SARVI

Rédigé par des auteurs spécialisés Ooreka  À jour en octobre 2020

Sommaire

Le SARVI est le Service d'aide au recouvrement des victimes. Il peut être sollicité par certaines personnes qui ne parviennent pas à obtenir le paiement des dommages-intérêts et des frais de justice auquel a été condamné leur adversaire dans un procès pénal.

SARVI : qu'est-ce que c'est ?

Qui peut saisir le SARVI ?

Pour saisir le SARVI, le demandeur doit cumuler les conditions suivantes :

  • être une personne physique (un individu) et s'être constitué partie civile dans le cadre de son procès pénal (article 706-15-1 du Code de procédure pénale) ;
  • avoir obtenu un jugement pénal favorable prononcé à partir du 1er octobre 2008. Ce jugement pénal doit avoir accordé au demandeur des dommages-intérêts et, éventuellement, le remboursement de tout ou partie de ses frais de procès. L'adversaire du demandeur, condamné à payer ces sommes, doit ne pas les avoir payées dans les deux mois suivant une condamnation définitive ;
  • ne pas pouvoir bénéficier d'une indemnisation par la Commission d'indemnisation des victimes d'infractions (CIVI).

Comment saisir le SARVI ?

Le demandeur qui remplit les conditions, doit envoyer au Fonds de garantie du SARVI, un formulaire de demande d'aide au recouvrement. Le formulaire doit être accompagné de pièces justificatives, notamment une copie du jugement pénal et une copie du certificat de non-appel ou de non-pourvoi. Tout dossier incomplet est renvoyé.

La demande doit être envoyée au SARVI au plus tard un an après la condamnation pénale définitive. Ce délai ne peut être dépassé qu'en cas de motif légitime (article 706-15-2 du Code de procédure pénale).
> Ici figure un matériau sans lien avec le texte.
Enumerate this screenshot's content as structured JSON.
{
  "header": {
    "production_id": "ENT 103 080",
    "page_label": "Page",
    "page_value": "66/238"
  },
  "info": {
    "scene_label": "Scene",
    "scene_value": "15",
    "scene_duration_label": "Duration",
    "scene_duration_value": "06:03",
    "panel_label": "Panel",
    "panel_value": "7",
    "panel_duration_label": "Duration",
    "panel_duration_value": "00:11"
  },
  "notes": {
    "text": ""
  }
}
De plus, si le demandeur a d'abord saisi la CIVI et si cette dernière a refusé de l'indemniser, le demandeur dispose d'une année à compter de ce refus pour saisir le SARVI.

Que peut faire le SARVI ?

Le SARVI peut accéder à la demande de la personne ou la rejeter.

Acceptation par le SARVI

Si le SARVI accède à la demande, il verse au demandeur une somme en fonction du montant de la condamnation pénale (article L. 422-7 du Code des assurances) :

  • condamnation pénale inférieure ou égale à 1 000 euros : le demandeur obtient l'intégralité de la somme à laquelle il peut prétendre ;
  • condamnation pénale supérieure à 1 000 euros : le demandeur obtient une provision égale à 30 % de la somme à laquelle son adversaire a été condamné. Mais il ne recevra pas moins de 1 000 euros ni plus de 3 000 euros. Autrement dit, dans ce cas, le demandeur obtient 30 % de la somme que lui doit son adversaire, avec un minimum de 1 000 euros et dans la limite maximale de 3 000 euros.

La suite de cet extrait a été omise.